Harmony in Art and Music
“For the last 40 years in my teaching and study of music, I have been an ardent fan of harmony; the way chords sound and the way they progress and resonate with each other.” – David Bloom
“In art, I’ve found that all aspects of music have visual analogs: the way the colors fit together is a visual harmony. Rhythm, harmony, melody, tone, composition and arranging are prevalent to one degree or another in all art. Whether colors are adjacent, in my geometric paintings, or shadings of blue and white in Contender, there is a magic in the way colors can evoke certain emotion.”
– David Bloom
Painting in “Two and a Half Dimensions”
“Through the years he developed a sensory, tactile relationship with the paint.
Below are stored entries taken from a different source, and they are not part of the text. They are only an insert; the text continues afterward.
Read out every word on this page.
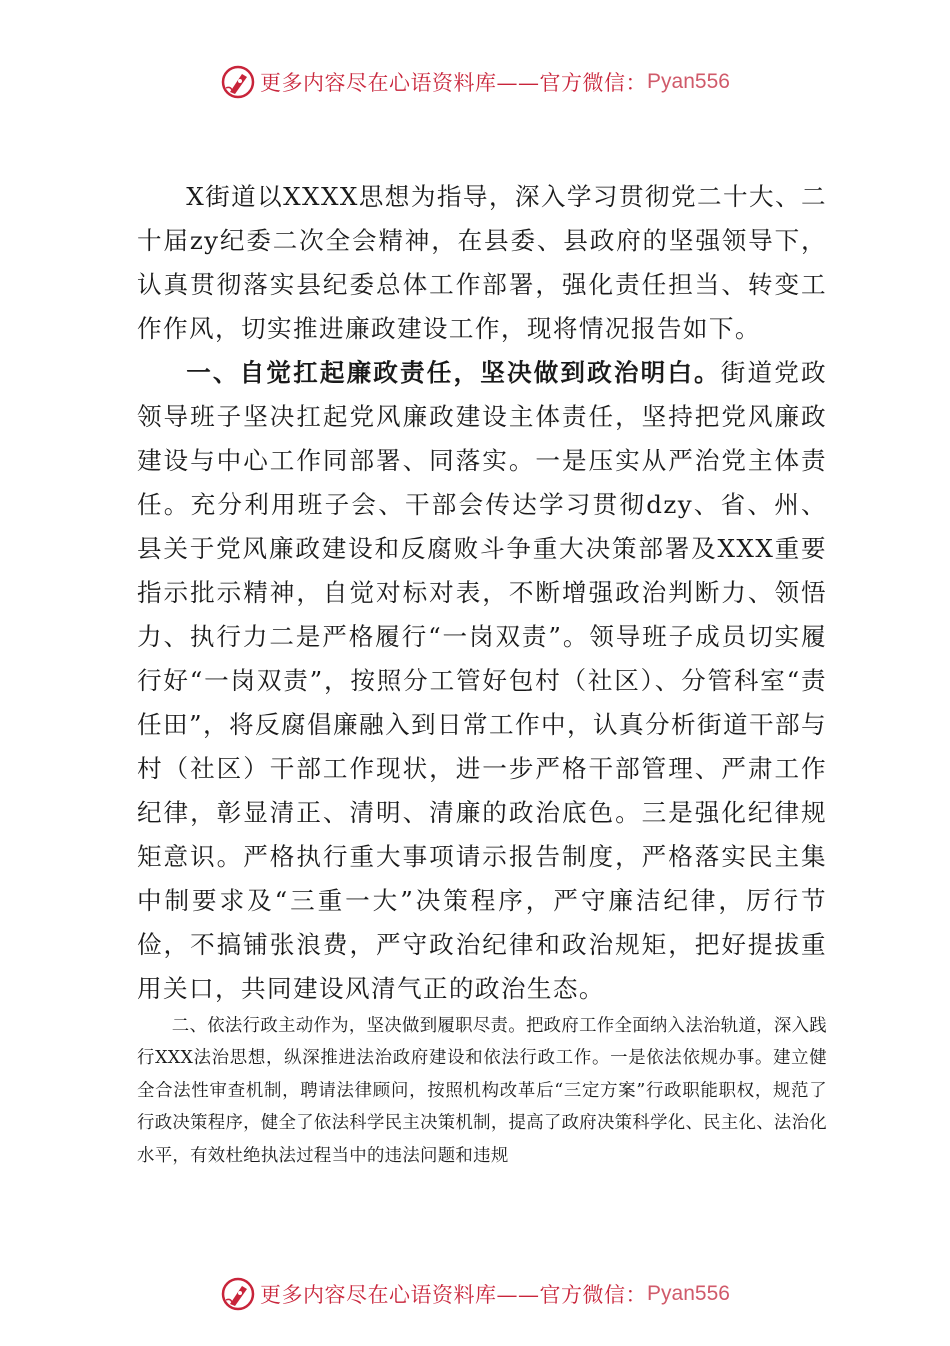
更多内容尽在心语资料库——官方微信： Pyan556

X街道以XXXX思想为指导，深入学习贯彻党二十大、二十届zy纪委二次全会精神，在县委、县政府的坚强领导下，认真贯彻落实县纪委总体工作部署，强化责任担当、转变工作作风，切实推进廉政建设工作，现将情况报告如下。

一、自觉扛起廉政责任，坚决做到政治明白。街道党政领导班子坚决扛起党风廉政建设主体责任，坚持把党风廉政建设与中心工作同部署、同落实。一是压实从严治党主体责任。充分利用班子会、干部会传达学习贯彻dzy、省、州、县关于党风廉政建设和反腐败斗争重大决策部署及XXX重要指示批示精神，自觉对标对表，不断增强政治判断力、领悟力、执行力二是严格履行“一岗双责”。领导班子成员切实履行好“一岗双责”，按照分工管好包村（社区）、分管科室“责任田”，将反腐倡廉融入到日常工作中，认真分析街道干部与村（社区）干部工作现状，进一步严格干部管理、严肃工作纪律，彰显清正、清明、清廉的政治底色。三是强化纪律规矩意识。严格执行重大事项请示报告制度，严格落实民主集中制要求及“三重一大”决策程序，严守廉洁纪律，厉行节俭，不搞铺张浪费，严守政治纪律和政治规矩，把好提拔重用关口，共同建设风清气正的政治生态。

二、依法行政主动作为，坚决做到履职尽责。把政府工作全面纳入法治轨道，深入践行XXX法治思想，纵深推进法治政府建设和依法行政工作。一是依法依规办事。建立健全合法性审查机制，聘请法律顾问，按照机构改革后“三定方案”行政职能职权，规范了行政决策程序，健全了依法科学民主决策机制，提高了政府决策科学化、民主化、法治化水平，有效杜绝执法过程当中的违法问题和违规

更多内容尽在心语资料库——官方微信： Pyan556
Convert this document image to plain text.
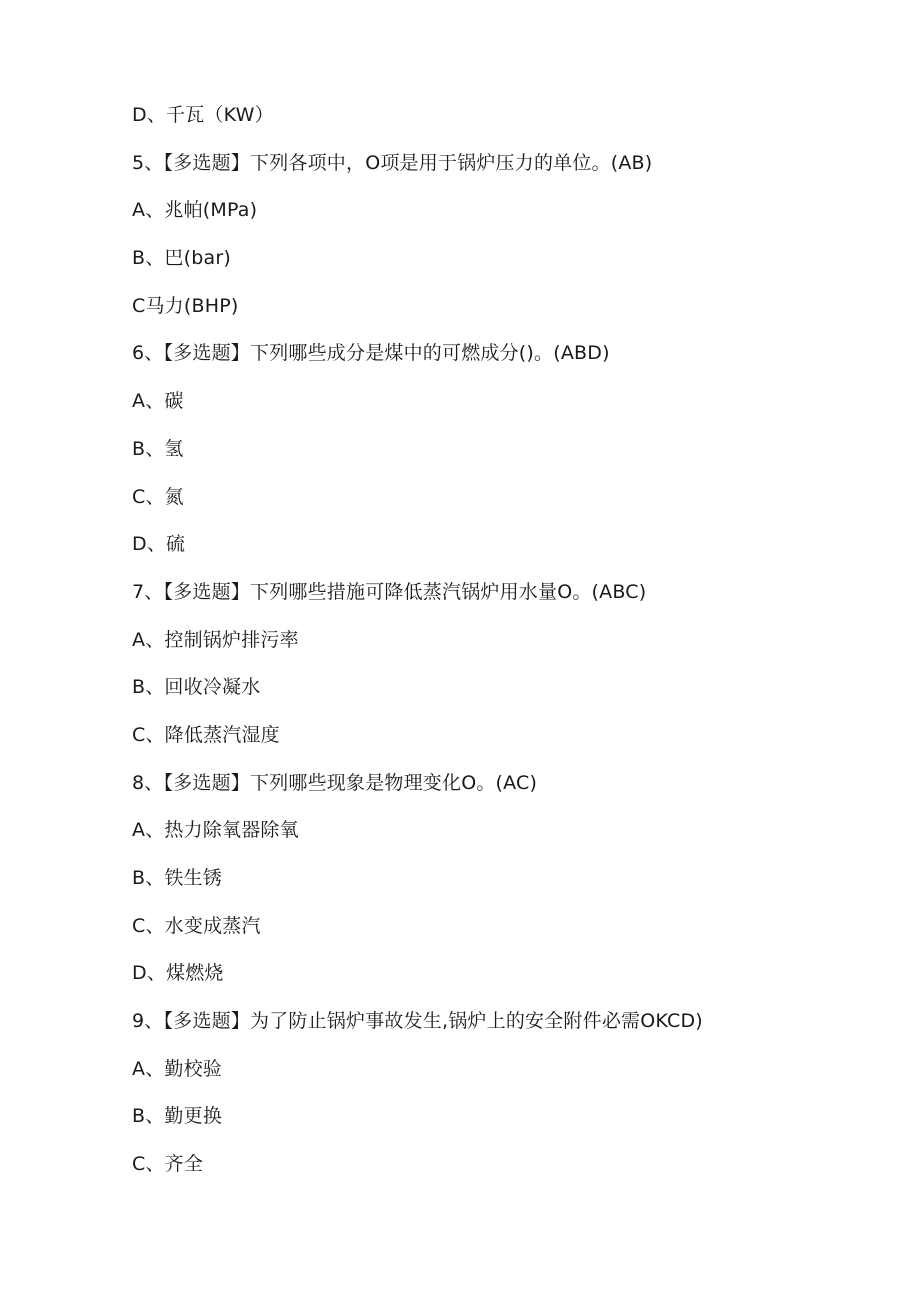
D、千瓦（KW）
5、【多选题】下列各项中，O项是用于锅炉压力的单位。(AB)
A、兆帕(MPa)
B、巴(bar)
C马力(BHP)
6、【多选题】下列哪些成分是煤中的可燃成分()。(ABD)
A、碳
B、氢
C、氮
D、硫
7、【多选题】下列哪些措施可降低蒸汽锅炉用水量O。(ABC)
A、控制锅炉排污率
B、回收冷凝水
C、降低蒸汽湿度
8、【多选题】下列哪些现象是物理变化O。(AC)
A、热力除氧器除氧
B、铁生锈
C、水变成蒸汽
D、煤燃烧
9、【多选题】为了防止锅炉事故发生,锅炉上的安全附件必需OKCD)
A、勤校验
B、勤更换
C、齐全
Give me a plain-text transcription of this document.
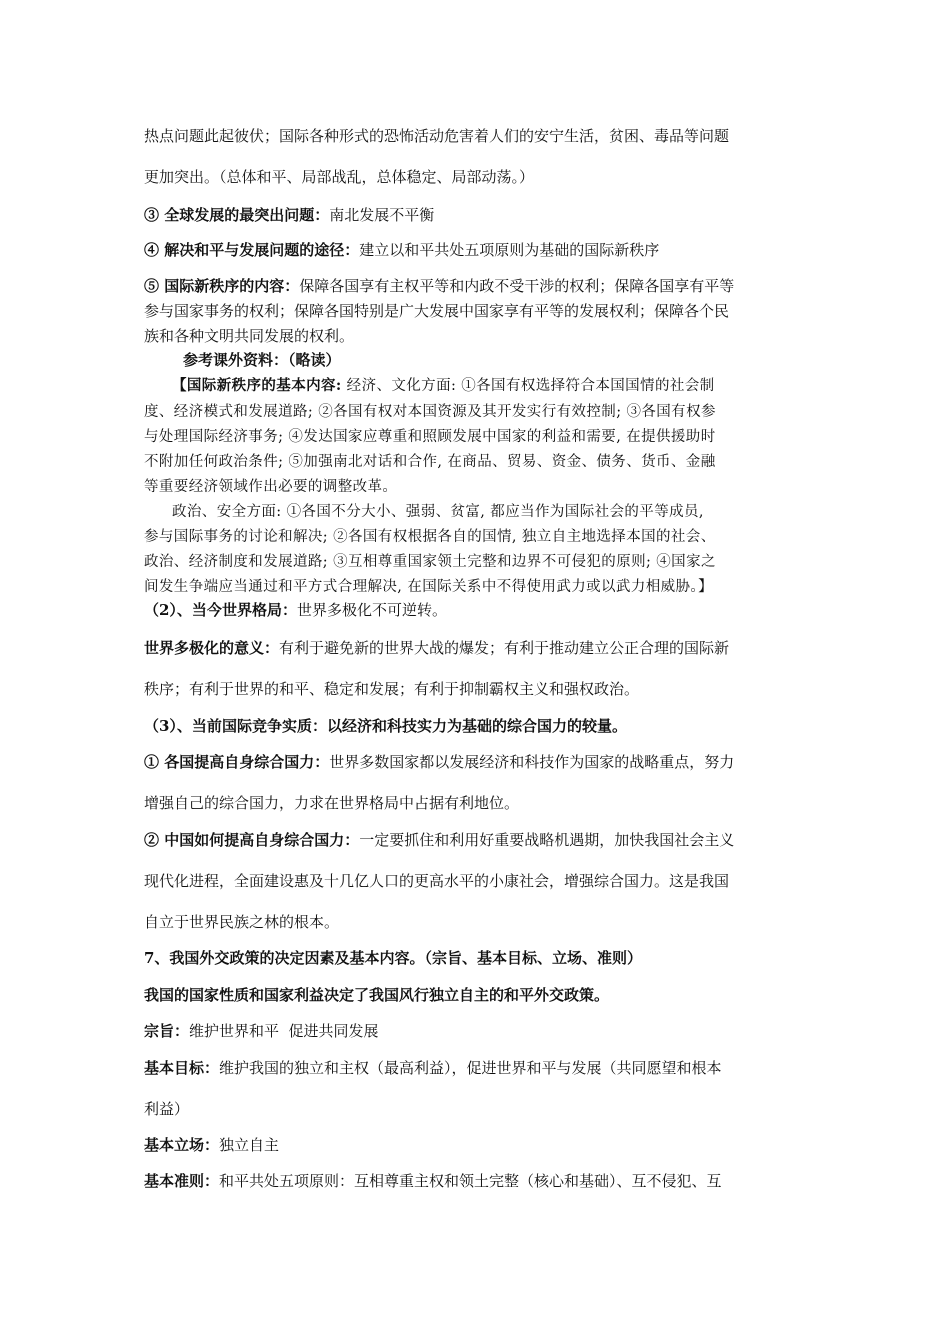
热点问题此起彼伏；国际各种形式的恐怖活动危害着人们的安宁生活，贫困、毒品等问题
更加突出。（总体和平、局部战乱，总体稳定、局部动荡。）
③ 全球发展的最突出问题：南北发展不平衡
④ 解决和平与发展问题的途径：建立以和平共处五项原则为基础的国际新秩序
⑤ 国际新秩序的内容：保障各国享有主权平等和内政不受干涉的权利；保障各国享有平等
参与国家事务的权利；保障各国特别是广大发展中国家享有平等的发展权利；保障各个民
族和各种文明共同发展的权利。
参考课外资料：（略读）
【国际新秩序的基本内容: 经济、文化方面: ①各国有权选择符合本国国情的社会制
度、经济模式和发展道路; ②各国有权对本国资源及其开发实行有效控制; ③各国有权参
与处理国际经济事务; ④发达国家应尊重和照顾发展中国家的利益和需要, 在提供援助时
不附加任何政治条件; ⑤加强南北对话和合作, 在商品、贸易、资金、债务、货币、金融
等重要经济领域作出必要的调整改革。
政治、安全方面: ①各国不分大小、强弱、贫富, 都应当作为国际社会的平等成员,
参与国际事务的讨论和解决; ②各国有权根据各自的国情, 独立自主地选择本国的社会、
政治、经济制度和发展道路; ③互相尊重国家领土完整和边界不可侵犯的原则; ④国家之
间发生争端应当通过和平方式合理解决, 在国际关系中不得使用武力或以武力相威胁。】
（2）、当今世界格局：世界多极化不可逆转。
世界多极化的意义：有利于避免新的世界大战的爆发；有利于推动建立公正合理的国际新
秩序；有利于世界的和平、稳定和发展；有利于抑制霸权主义和强权政治。
（3）、当前国际竞争实质：以经济和科技实力为基础的综合国力的较量。
① 各国提高自身综合国力：世界多数国家都以发展经济和科技作为国家的战略重点，努力
增强自己的综合国力，力求在世界格局中占据有利地位。
② 中国如何提高自身综合国力：一定要抓住和利用好重要战略机遇期，加快我国社会主义
现代化进程，全面建设惠及十几亿人口的更高水平的小康社会，增强综合国力。这是我国
自立于世界民族之林的根本。
7、我国外交政策的决定因素及基本内容。（宗旨、基本目标、立场、准则）
我国的国家性质和国家利益决定了我国风行独立自主的和平外交政策。
宗旨：维护世界和平  促进共同发展
基本目标：维护我国的独立和主权（最高利益），促进世界和平与发展（共同愿望和根本
利益）
基本立场：独立自主
基本准则：和平共处五项原则：互相尊重主权和领土完整（核心和基础）、互不侵犯、互
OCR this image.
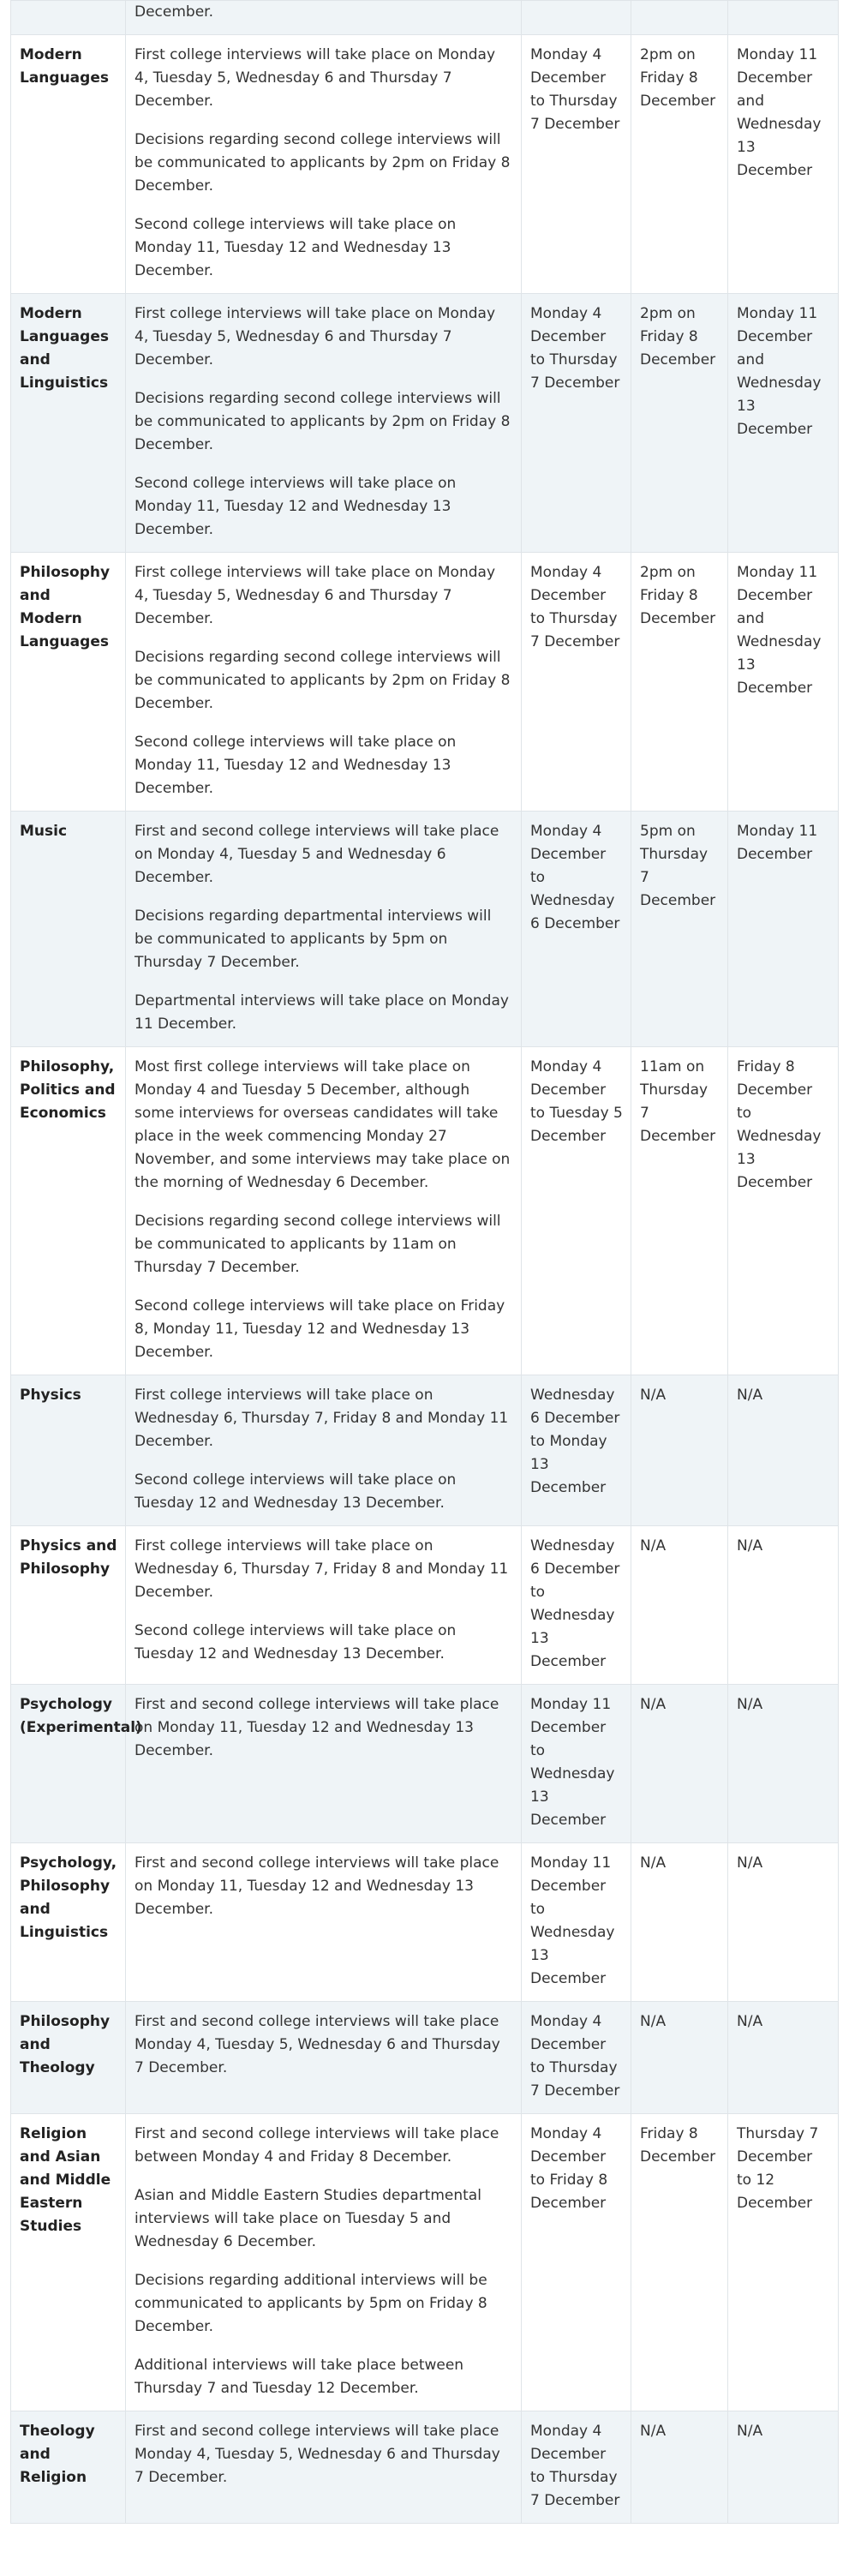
	December.			

Modern Languages	First college interviews will take place on Monday 4, Tuesday 5, Wednesday 6 and Thursday 7 December.

Decisions regarding second college interviews will be communicated to applicants by 2pm on Friday 8 December.

Second college interviews will take place on Monday 11, Tuesday 12 and Wednesday 13 December.	Monday 4 December to Thursday 7 December	2pm on Friday 8 December	Monday 11 December and Wednesday 13 December
Modern Languages and Linguistics	First college interviews will take place on Monday 4, Tuesday 5, Wednesday 6 and Thursday 7 December.

Decisions regarding second college interviews will be communicated to applicants by 2pm on Friday 8 December.

Second college interviews will take place on Monday 11, Tuesday 12 and Wednesday 13 December.	Monday 4 December to Thursday 7 December	2pm on Friday 8 December	Monday 11 December and Wednesday 13 December
Philosophy and Modern Languages	First college interviews will take place on Monday 4, Tuesday 5, Wednesday 6 and Thursday 7 December.

Decisions regarding second college interviews will be communicated to applicants by 2pm on Friday 8 December.

Second college interviews will take place on Monday 11, Tuesday 12 and Wednesday 13 December.	Monday 4 December to Thursday 7 December	2pm on Friday 8 December	Monday 11 December and Wednesday 13 December
Music	First and second college interviews will take place on Monday 4, Tuesday 5 and Wednesday 6 December.

Decisions regarding departmental interviews will be communicated to applicants by 5pm on Thursday 7 December.

Departmental interviews will take place on Monday 11 December.	Monday 4 December to Wednesday 6 December	5pm on Thursday 7 December	Monday 11 December
Philosophy, Politics and Economics	Most first college interviews will take place on Monday 4 and Tuesday 5 December, although some interviews for overseas candidates will take place in the week commencing Monday 27 November, and some interviews may take place on the morning of Wednesday 6 December.

Decisions regarding second college interviews will be communicated to applicants by 11am on Thursday 7 December.

Second college interviews will take place on Friday 8, Monday 11, Tuesday 12 and Wednesday 13 December.	Monday 4 December to Tuesday 5 December	11am on Thursday 7 December	Friday 8 December to Wednesday 13 December
Physics	First college interviews will take place on Wednesday 6, Thursday 7, Friday 8 and Monday 11 December.

Second college interviews will take place on Tuesday 12 and Wednesday 13 December.	Wednesday 6 December to Monday 13 December	N/A	N/A
Physics and Philosophy	First college interviews will take place on Wednesday 6, Thursday 7, Friday 8 and Monday 11 December.

Second college interviews will take place on Tuesday 12 and Wednesday 13 December.	Wednesday 6 December to Wednesday 13 December	N/A	N/A
Psychology (Experimental)	First and second college interviews will take place on Monday 11, Tuesday 12 and Wednesday 13 December.	Monday 11 December to Wednesday 13 December	N/A	N/A
Psychology, Philosophy and Linguistics	First and second college interviews will take place on Monday 11, Tuesday 12 and Wednesday 13 December.	Monday 11 December to Wednesday 13 December	N/A	N/A
Philosophy and Theology	First and second college interviews will take place Monday 4, Tuesday 5, Wednesday 6 and Thursday 7 December.	Monday 4 December to Thursday 7 December	N/A	N/A
Religion and Asian and Middle Eastern Studies	First and second college interviews will take place between Monday 4 and Friday 8 December.

Asian and Middle Eastern Studies departmental interviews will take place on Tuesday 5 and Wednesday 6 December.

Decisions regarding additional interviews will be communicated to applicants by 5pm on Friday 8 December.

Additional interviews will take place between Thursday 7 and Tuesday 12 December.	Monday 4 December to Friday 8 December	Friday 8 December	Thursday 7 December to 12 December
Theology and Religion	First and second college interviews will take place Monday 4, Tuesday 5, Wednesday 6 and Thursday 7 December.	Monday 4 December to Thursday 7 December	N/A	N/A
He does this through application of paint via pallet knives, sponges, and squeegees. Now he is morphing into some figurative directions, yet maintaining the sculptural quality. His paintings live in two and a half dimensions.”– Victoria Martin, Artist
Art Designed for Creative Viewing
“My goal is to create a stimulating canvas on which viewers can paint their story lines and emotions. I hope the same inspiration I found in creating these painting will be passed on to viewers as they recreate their own images, stories and emotions in their minds. Many artists who paint realistically use recognizable subject matter to elicit interest or emotion. For me, photorealism gives too much information to stimulate the ambiguity necessary for creative viewing.” – David Bloom
Improvisation in Paint
“I prefer the improvisational, in-the-moment way to create. Each stroke or application of paint helps me navigate what to do next.
Many of these paintings take left turns along the way. Improvisation demands that you are ready to change direction on a dime. Each new incarnation of the image creates progressive stimulation for my imagination and expression.”